IBM proposes AI chip with benchmark-beating power efficiency

IBM claims to have developed one of the world's first energy-efficient chips for AI inferencing and training built with 7-nanometer technology. In a paper presented at the 2021 International Solid-State Circuits Virtual Conference in early February, a team of researchers at the company detailed a hardware accelerator that supports a range of model types while achieving "leading" power efficiency on all of them.

AI accelerators are a type of specialized hardware designed to speed up AI applications, particularly neural networks, deep learning, and machine learning. They're multicore in design and focus on low-precision arithmetic or in-memory computing, both of which can boost the performance of large AI algorithms and lead to state-of-the-art results in natural language processing, computer vision, and other domains.

IBM says its four-core chip, which remains in the research stages, is optimized for low-precision workloads with a number of different AI and machine learning models. Low-precision techniques require less silicon area and power compared with their high-precision counterparts, enabling better cache usage and reduce memory bottlenecks. This often leads to a decrease in the time and energy cost of training AI models.

IBM's AI accelerator chip is among the few to incorporate ultra-low precision "hybrid FP8" formats for training deep learning models in an extreme ultraviolet lithography-based package. It's also one of the first to feature power management, with the ability to maximize performance by slowing down during computation phases with high power consumption. And it offers high sustained utilization that ostensibly translates to superior real application performance.
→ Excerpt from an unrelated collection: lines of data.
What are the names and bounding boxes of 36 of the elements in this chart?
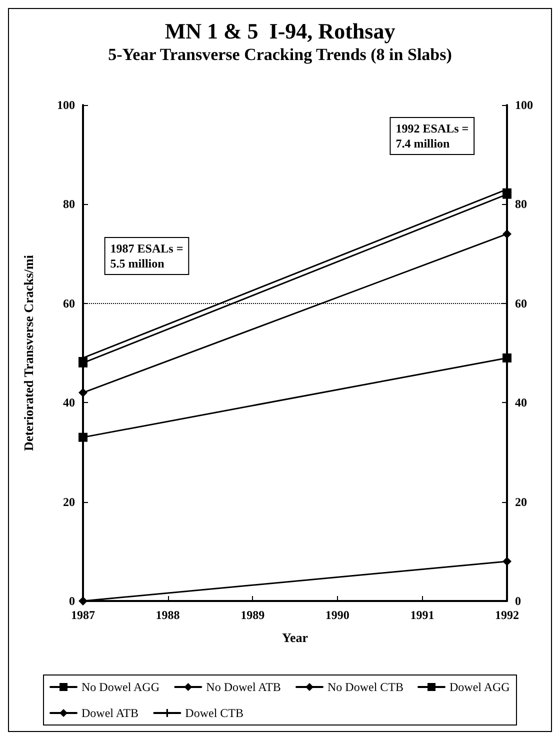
y-axis-title: Deteriorated Transverse Cracks/mi xyxy=(21,254,36,451)
y-tick-label: 100 xyxy=(57,98,75,112)
point xyxy=(78,596,88,606)
point xyxy=(78,388,88,398)
x-tick-label: 1992 xyxy=(495,608,519,622)
x-tick-label: 1991 xyxy=(410,608,434,622)
annotation: 1987 ESALs = 5.5 million xyxy=(110,242,184,270)
x-axis-title: Year xyxy=(282,630,308,645)
y-tick-label: 20 xyxy=(63,494,75,509)
x-tick-label: 1989 xyxy=(240,608,265,622)
y2-tick-label: 0 xyxy=(515,594,521,608)
legend-label: No Dowel AGG xyxy=(82,680,160,694)
point xyxy=(502,556,512,566)
point xyxy=(502,353,512,362)
y2-tick-label: 40 xyxy=(515,396,527,410)
x-tick-label: 1988 xyxy=(156,608,180,622)
legend-label: Dowel CTB xyxy=(185,706,244,720)
annotation: 1992 ESALs = 7.4 million xyxy=(396,122,469,150)
legend-label: No Dowel CTB xyxy=(328,680,404,694)
y-tick-label: 40 xyxy=(63,396,75,410)
y2-tick-label: 20 xyxy=(515,494,527,509)
legend-label: No Dowel ATB xyxy=(206,680,281,694)
legend-label: Dowel AGG xyxy=(449,680,510,694)
x-tick-label: 1987 xyxy=(71,608,95,622)
point xyxy=(78,432,88,442)
y-tick-label: 0 xyxy=(69,594,75,608)
y2-tick-label: 80 xyxy=(515,197,527,212)
chart-subtitle: 5-Year Transverse Cracking Trends (8 in Slabs) xyxy=(108,45,452,64)
y-tick-label: 60 xyxy=(63,296,75,310)
point xyxy=(502,190,512,199)
chart-title: MN 1 & 5 I-94, Rothsay xyxy=(164,18,396,44)
x-tick-label: 1990 xyxy=(325,608,350,622)
legend-label: Dowel ATB xyxy=(82,706,139,720)
y2-tick-label: 100 xyxy=(515,98,533,112)
y-tick-label: 80 xyxy=(63,197,75,212)
y2-tick-label: 60 xyxy=(515,296,527,310)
In experiments, IBM says its AI chip routinely achieved more than 80% utilization for training and more than 60% utilization for inference. Moreover, the chip's performance and power efficiency exceeded that of other dedicated inference and training chips.
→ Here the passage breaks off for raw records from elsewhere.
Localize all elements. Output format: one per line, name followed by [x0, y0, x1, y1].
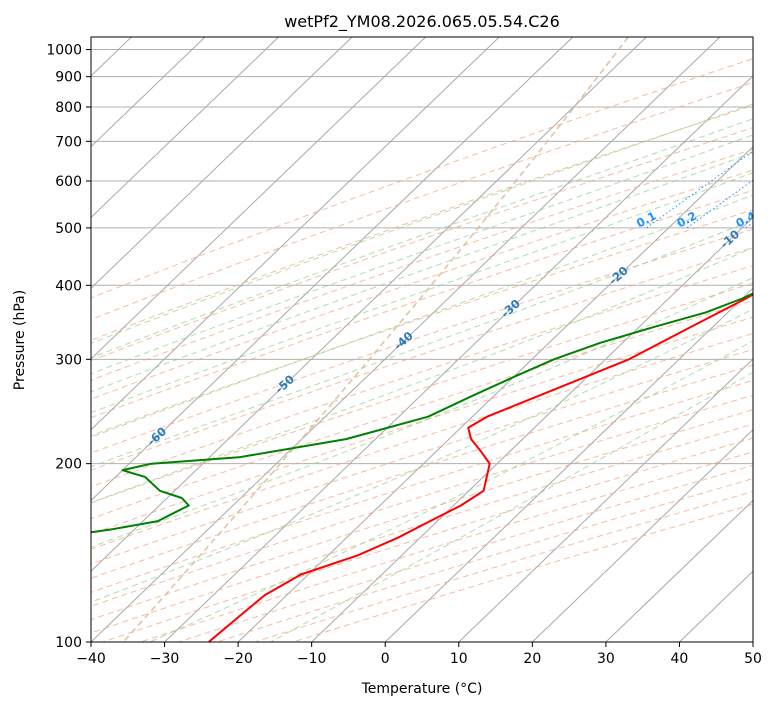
- dry-adiabat-line: [0, 37, 775, 642]
- x-tick-label: −30: [150, 651, 180, 667]
- dry-adiabat-line: [103, 37, 775, 642]
- isotherm-line: [679, 37, 775, 642]
- chart-title: wetPf2_YM08.2026.065.05.54.C26: [284, 12, 560, 32]
- dry-adiabat-line: [0, 37, 775, 642]
- moist-adiabat-line: [0, 37, 775, 642]
- x-tick-label: 20: [523, 651, 541, 667]
- dry-adiabat-line: [0, 37, 775, 642]
- mixing-ratio-label: 0.1: [634, 208, 659, 230]
- moist-adiabat-line: [0, 37, 775, 642]
- isotherm-line: [753, 37, 775, 642]
- y-tick-label: 500: [55, 221, 82, 237]
- y-tick-label: 1000: [46, 43, 82, 59]
- moist-adiabat-line: [0, 37, 775, 642]
- dry-adiabat-line: [0, 37, 775, 642]
- moist-adiabat-line: [0, 37, 775, 642]
- dry-adiabat-line: [0, 37, 775, 642]
- mixing-ratio-label: 0.4: [733, 208, 758, 230]
- dry-adiabat-line: [0, 37, 775, 642]
- x-tick-label: 50: [744, 651, 762, 667]
- isotherm-line: [606, 37, 775, 642]
- moist-adiabat-line: [0, 37, 775, 642]
- y-tick-label: 400: [55, 278, 82, 294]
- isotherm-line: [0, 37, 58, 642]
- moist-adiabat-line: [0, 37, 775, 642]
- y-tick-label: 300: [55, 352, 82, 368]
- dry-adiabat-line: [0, 37, 775, 642]
- mixing-ratio-label: 0.2: [674, 208, 699, 230]
- dry-adiabat-line: [0, 37, 775, 642]
- y-tick-label: 600: [55, 174, 82, 190]
- y-tick-label: 200: [55, 457, 82, 473]
- iso-label-layer: -100-90-80-70-60-50-40-30-20-100.10.20.4…: [0, 71, 775, 631]
- dry-adiabat-line: [0, 37, 775, 642]
- dry-adiabat-line: [0, 37, 775, 642]
- x-tick-label: 40: [671, 651, 689, 667]
- x-tick-label: −20: [223, 651, 253, 667]
- y-tick-label: 800: [55, 100, 82, 116]
- x-tick-label: −10: [297, 651, 327, 667]
- isotherm-line: [312, 37, 775, 642]
- mixing-ratio-label: 0.6: [766, 208, 775, 230]
- y-tick-label: 700: [55, 134, 82, 150]
- dry-adiabat-line: [0, 37, 775, 642]
- x-tick-label: −40: [76, 651, 106, 667]
- moist-adiabat-line: [150, 37, 775, 642]
- x-tick-label: 10: [450, 651, 468, 667]
- y-axis-label: Pressure (hPa): [12, 290, 28, 390]
- dry-adiabat-line: [0, 37, 775, 642]
- dry-adiabat-line: [0, 37, 775, 642]
- dry-adiabat-line: [0, 37, 775, 642]
- isotherm-line: [0, 37, 573, 642]
- isotherm-line: [0, 37, 205, 642]
- isotherm-line: [0, 37, 499, 642]
- x-axis-label: Temperature (°C): [361, 681, 483, 697]
- axis-layer: −40 −30 −20 −10 0 10 20 30 40 50 1000 900 800 700 600 5…: [46, 43, 762, 667]
- mixing-ratio-line: [746, 37, 775, 228]
- isotherm-label: -70: [18, 475, 43, 499]
- moist-adiabat-line: [0, 37, 775, 642]
- dry-adiabat-line: [0, 37, 775, 642]
- dry-adiabat-line: [0, 37, 775, 642]
- mixing-ratio-line: [647, 37, 775, 228]
- dry-adiabat-line: [0, 37, 775, 642]
- isotherm-line: [385, 37, 775, 642]
- dry-adiabat-line: [0, 37, 775, 642]
- y-tick-label: 900: [55, 70, 82, 86]
- isotherm-line: [532, 37, 775, 642]
- y-tick-label: 100: [55, 635, 82, 651]
- moist-adiabat-line: [0, 37, 775, 642]
- moist-adiabat-line: [0, 37, 775, 642]
- grid-layer: [0, 37, 775, 642]
- dry-adiabat-line: [0, 37, 775, 642]
- x-tick-label: 30: [597, 651, 615, 667]
- x-tick-label: 0: [381, 651, 390, 667]
- isotherm-line: [0, 37, 352, 642]
- dry-adiabat-line: [141, 37, 775, 642]
- moist-adiabat-line: [0, 37, 775, 642]
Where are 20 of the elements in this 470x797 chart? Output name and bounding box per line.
IBM's goal in the next 2-3 years is to apply the novel AI chip design commercially to a range of applications, including large-scale training in the cloud, privacy, security, and autonomous vehicles. "Our new AI core and chip can be used for many new cloud to edge applications across multiple industries," IBM researchers Ankur Agrawal and Kailash Gopalakrishnan wrote in a blog post. "For instance, they can be used for cloud training of large-scale deep learning models in vision, speech and natural language processing using 8-bit formats (versus the 16- and 32-bit formats currently used in the industry). They can also be used for cloud inference applications, such as for speech to text AI services, text to speech AI services, natural language processing services, financial transaction fraud detection and broader deployment of AI models in financial services."